A argentina Bariloche contra a chilena Valle Nevado. A briga não está ganha - quer decidir?

Club Hotel Catedral em Bariloche

O QUE É

BARILOCHE - MISTURA LEGAL
São dois destinos em um: a típica cidadezinha de montanha com estrutura hoteleira poderosa e, dentro dela, o Cerro Catedral, a montanha com a maior estação de esqui da Argentina - e da América do Sul. Na temporada, até 15 mil pessoas circulam por dia pelas 53 pistas, pelos 39 teleféricos e pela vilazinha da base, a 1 030 metros de altitude.
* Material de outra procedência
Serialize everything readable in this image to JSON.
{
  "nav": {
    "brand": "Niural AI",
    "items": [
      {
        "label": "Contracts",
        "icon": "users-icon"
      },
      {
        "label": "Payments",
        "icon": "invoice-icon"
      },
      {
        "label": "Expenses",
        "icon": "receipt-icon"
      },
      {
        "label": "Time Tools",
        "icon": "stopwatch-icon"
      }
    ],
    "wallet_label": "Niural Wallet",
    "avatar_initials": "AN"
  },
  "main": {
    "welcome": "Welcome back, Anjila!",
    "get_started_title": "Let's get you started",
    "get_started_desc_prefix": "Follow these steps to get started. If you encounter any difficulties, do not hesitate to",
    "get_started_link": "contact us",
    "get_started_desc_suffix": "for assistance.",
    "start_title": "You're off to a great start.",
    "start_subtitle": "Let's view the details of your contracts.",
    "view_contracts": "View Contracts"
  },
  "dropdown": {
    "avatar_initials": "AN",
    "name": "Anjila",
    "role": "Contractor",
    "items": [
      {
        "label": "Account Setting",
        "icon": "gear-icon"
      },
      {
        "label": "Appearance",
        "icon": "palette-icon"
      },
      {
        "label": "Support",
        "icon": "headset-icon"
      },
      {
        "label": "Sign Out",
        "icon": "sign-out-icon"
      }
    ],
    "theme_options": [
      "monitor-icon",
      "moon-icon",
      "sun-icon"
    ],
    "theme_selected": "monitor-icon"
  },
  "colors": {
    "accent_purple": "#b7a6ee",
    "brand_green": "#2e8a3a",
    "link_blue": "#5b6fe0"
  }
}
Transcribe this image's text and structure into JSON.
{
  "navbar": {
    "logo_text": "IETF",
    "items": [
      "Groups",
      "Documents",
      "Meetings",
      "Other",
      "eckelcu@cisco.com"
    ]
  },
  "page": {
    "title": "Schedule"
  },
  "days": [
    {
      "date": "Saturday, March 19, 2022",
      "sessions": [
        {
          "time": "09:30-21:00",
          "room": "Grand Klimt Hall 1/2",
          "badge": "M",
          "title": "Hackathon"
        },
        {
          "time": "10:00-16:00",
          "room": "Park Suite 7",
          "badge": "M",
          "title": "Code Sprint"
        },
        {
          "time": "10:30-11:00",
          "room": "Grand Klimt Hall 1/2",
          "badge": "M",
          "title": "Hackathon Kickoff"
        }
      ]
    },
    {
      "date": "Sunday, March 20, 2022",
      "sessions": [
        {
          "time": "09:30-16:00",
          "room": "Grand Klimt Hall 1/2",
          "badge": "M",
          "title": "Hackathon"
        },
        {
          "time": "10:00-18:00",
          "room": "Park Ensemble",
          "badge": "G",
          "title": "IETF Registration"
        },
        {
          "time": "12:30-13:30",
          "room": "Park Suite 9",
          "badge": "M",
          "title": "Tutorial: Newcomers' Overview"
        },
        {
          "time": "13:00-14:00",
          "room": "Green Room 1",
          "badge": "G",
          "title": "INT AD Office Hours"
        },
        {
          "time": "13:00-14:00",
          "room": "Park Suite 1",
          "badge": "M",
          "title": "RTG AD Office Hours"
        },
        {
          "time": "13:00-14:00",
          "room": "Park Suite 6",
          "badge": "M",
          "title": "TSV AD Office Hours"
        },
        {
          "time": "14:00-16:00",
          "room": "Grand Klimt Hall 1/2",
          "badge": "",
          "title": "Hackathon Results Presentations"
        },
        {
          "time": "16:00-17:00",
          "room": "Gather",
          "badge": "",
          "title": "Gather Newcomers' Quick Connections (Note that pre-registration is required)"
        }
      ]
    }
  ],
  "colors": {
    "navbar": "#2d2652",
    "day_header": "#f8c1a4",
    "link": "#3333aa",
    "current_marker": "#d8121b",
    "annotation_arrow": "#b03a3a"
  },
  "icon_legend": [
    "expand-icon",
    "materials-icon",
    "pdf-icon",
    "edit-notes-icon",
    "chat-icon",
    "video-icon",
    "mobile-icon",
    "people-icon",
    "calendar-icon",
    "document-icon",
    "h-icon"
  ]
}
Quem vai a Bariloche pode se divertir curtindo só a cidade, só o centro de esqui, ou misturando as duas coisas.

VALLE NEVADO - ESQUI EM PERÍODO INTEGRAL
É um resort construído literalmente no meio da Cordilheira dos Andes chilena, a 3 025 metros de altitude. Fazem parte do complexo Valle Nevado três hotéis, sete restaurantes, três bares, uma discoteca, três edifícios e a maior estação de esqui do Chile, com 35 pistas. No máximo 3 300 pessoas por dia esquiam lá - entre os 800 hóspedes, os donos de apartamento nos edifícios e a turma que vem de Santiago passar o dia (a capital fica a duas horas de viagem). É um destino de imersão na neve.

A PAISAGEM

BARILOCHE - HAJA LAGO
É como aqueles cartões-postais do Canadá: uma paisagem espetacular de lagos e montanhas e um céu absurdamente azul - bom, se for no auge do inverno, nem tão azul. A cidade fica no coração de um parque nacional criado para proteger o majestoso Lago Nahuel Huapi - tão grande que dentro dele cabem três Buenos Aires - e as montanhas ao seu redor. A cidade se esparrama à beira desse lago e há mirantes lindíssimos ao longo da avenida que o margeia, a Bustillo. O passeio chamado Circuito Chico passa pelos principais.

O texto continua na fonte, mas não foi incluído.